NDP slam ‘confusing decision’

In his statement Ford seemed to suggest that the spread of COVID-19 in hospital is not a significant driver of case counts, given that there are only six outbreaks in hospital settings as of today.

He said that Ontario can always take additional action "if warranted" in the future.

But that promise is not sitting well with opposition leaders.

“We know that this premier sought advice and the experts made it clear that no unvaccinated person should be working in health-care settings with the most vulnerable folks amongst us,” NDP Leader Andrea Horwath told reporters at Queen’s Park. “That's what the advice was. So to have the minister decide that it's going to be OK for people who work in in hospitals, for people who are visiting in hospitals and for hospital patients to have risk of contracting COVID-19 because the staff aren’t vaccinated is a problem.”

"Doug Ford has chosen anti-vaxxers over cancer patients," Liberal Leader Steven Del Deuca added in a tweet. "He’s putting our most vulnerable patients in harm’s way because he’s scared that the Conservative anti-vax community won’t support his re-election otherwise. He should be ashamed."

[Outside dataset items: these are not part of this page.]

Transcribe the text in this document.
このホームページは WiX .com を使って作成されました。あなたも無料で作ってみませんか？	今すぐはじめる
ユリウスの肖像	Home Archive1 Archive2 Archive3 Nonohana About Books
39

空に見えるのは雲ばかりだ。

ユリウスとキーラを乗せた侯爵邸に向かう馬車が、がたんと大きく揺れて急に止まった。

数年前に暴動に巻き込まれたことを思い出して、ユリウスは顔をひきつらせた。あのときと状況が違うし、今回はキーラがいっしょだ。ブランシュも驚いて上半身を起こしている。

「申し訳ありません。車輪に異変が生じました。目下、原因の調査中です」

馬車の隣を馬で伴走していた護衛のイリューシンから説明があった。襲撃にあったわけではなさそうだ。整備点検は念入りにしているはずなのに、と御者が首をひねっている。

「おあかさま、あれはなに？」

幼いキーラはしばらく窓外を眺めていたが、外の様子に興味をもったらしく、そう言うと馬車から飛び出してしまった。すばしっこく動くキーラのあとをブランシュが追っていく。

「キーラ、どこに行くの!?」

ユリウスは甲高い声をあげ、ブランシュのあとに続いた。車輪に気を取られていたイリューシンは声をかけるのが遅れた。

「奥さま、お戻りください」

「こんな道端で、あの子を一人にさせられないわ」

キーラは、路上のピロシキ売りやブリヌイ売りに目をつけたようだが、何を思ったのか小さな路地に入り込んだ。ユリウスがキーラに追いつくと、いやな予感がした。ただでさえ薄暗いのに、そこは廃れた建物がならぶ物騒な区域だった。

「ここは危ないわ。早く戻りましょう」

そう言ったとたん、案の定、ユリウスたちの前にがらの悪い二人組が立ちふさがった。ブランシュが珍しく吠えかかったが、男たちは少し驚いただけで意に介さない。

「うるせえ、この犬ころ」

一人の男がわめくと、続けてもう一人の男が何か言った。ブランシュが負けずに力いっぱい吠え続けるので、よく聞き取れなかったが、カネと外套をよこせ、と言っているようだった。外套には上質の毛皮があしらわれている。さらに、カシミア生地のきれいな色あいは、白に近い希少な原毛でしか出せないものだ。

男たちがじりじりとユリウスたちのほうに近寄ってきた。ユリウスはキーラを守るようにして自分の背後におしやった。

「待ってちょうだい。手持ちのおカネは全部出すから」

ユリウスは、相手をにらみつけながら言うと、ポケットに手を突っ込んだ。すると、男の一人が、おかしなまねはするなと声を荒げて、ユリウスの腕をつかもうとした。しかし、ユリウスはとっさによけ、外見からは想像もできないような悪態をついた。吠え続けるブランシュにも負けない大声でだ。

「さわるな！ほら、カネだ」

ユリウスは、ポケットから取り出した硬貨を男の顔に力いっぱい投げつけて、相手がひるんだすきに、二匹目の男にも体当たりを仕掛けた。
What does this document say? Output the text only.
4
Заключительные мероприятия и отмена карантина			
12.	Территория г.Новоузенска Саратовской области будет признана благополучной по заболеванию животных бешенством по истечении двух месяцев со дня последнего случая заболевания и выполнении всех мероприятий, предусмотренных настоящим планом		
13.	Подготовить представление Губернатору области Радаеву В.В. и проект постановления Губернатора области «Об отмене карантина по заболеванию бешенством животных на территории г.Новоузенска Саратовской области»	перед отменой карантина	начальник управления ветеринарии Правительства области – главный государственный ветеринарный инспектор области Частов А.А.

Ontario's current policy allows unvaccinated health-care workers to continue to attend work so long as they participate in a rapid testing program for COVID-19.

Some individual hospitals have implemented more stringent policies, though. 

Last month the Hospital for Sick Children announced that it was putting 147 employees on unpaid leave for not complying with their vaccine mandate. The University Health Network also indicated that it planned to terminate about one per cent of its workforce for failing to comply with a similar policy.